The e-mail received by the Memphis Democrat stated that the paper’s bank account had been suspended because it apparently was being accessed by unauthorized parties and apparently was being used to fund illegal activities such as drug trafficking or terrorism. The e-mail then requested that the recipient click a link to a webpage where the user is asked to enter confidential information such as the account numbers, etc.

The bank’s main office issued the following statement “U.S. Bank will never initiate a request for sensitive information from you via e-mail (ie., Social Security Number, Personal ID, Password, PIN or account number). If you receive an e-mail that requests this type of sensitive information, you should be suspicious of it. We strongly suggest that you do not share your Personal ID, Password, PIN or account number with anyone, under any circumstances.”

Despite the scam bank authorities stressed that their system had not been broken into and that their customers are safe.

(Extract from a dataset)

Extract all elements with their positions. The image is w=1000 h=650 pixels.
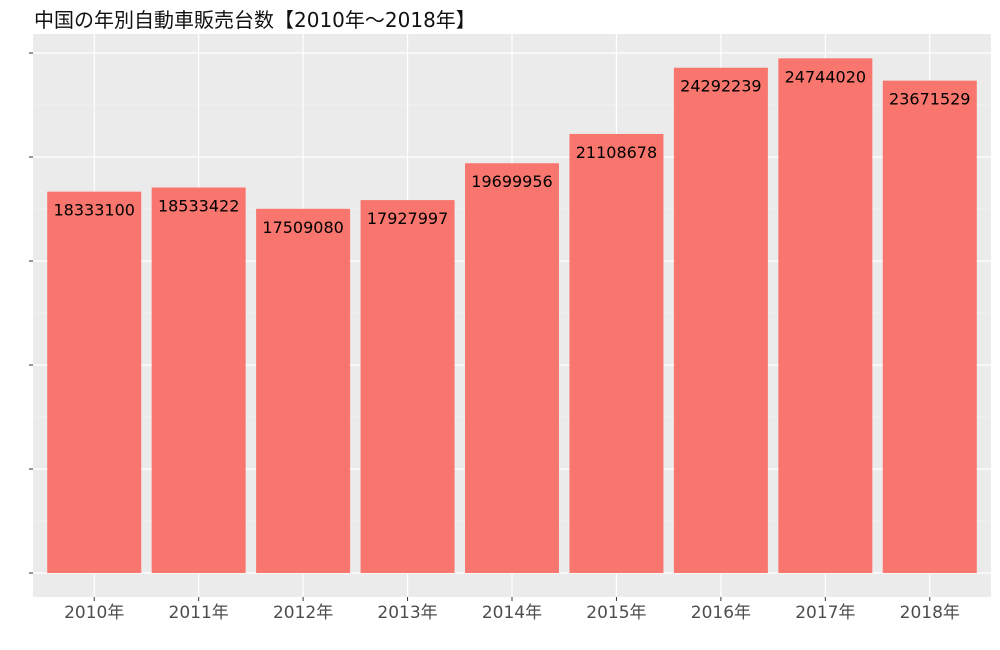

“Please know that neither your personal U.S. Bank account information nor our U.S. Bank systems have been compromised in any way,” the bank’s website stated. “Cyber-criminals are ‘spamming’ large numbers of recipients, without actual knowledge of their banking affiliation, with fraudulent e-mails like these. They request and collect e-mail addresses and other confidential information like financial account numbers, IDs and passwords. The cyber-criminals have copied the logos and the content styles of widely known and respected financial institutions (including U.S. Bank) in an attempt to elicit a response from a recipient who may or may not be a customer of that financial institution.”

However bank officials noted that customers that have responded to such e-mails and that have given out their bank information unknowingly to these criminals should immediately call the U.S. Bank Fraud Liaison Center toll-free at 1-877-595-6256.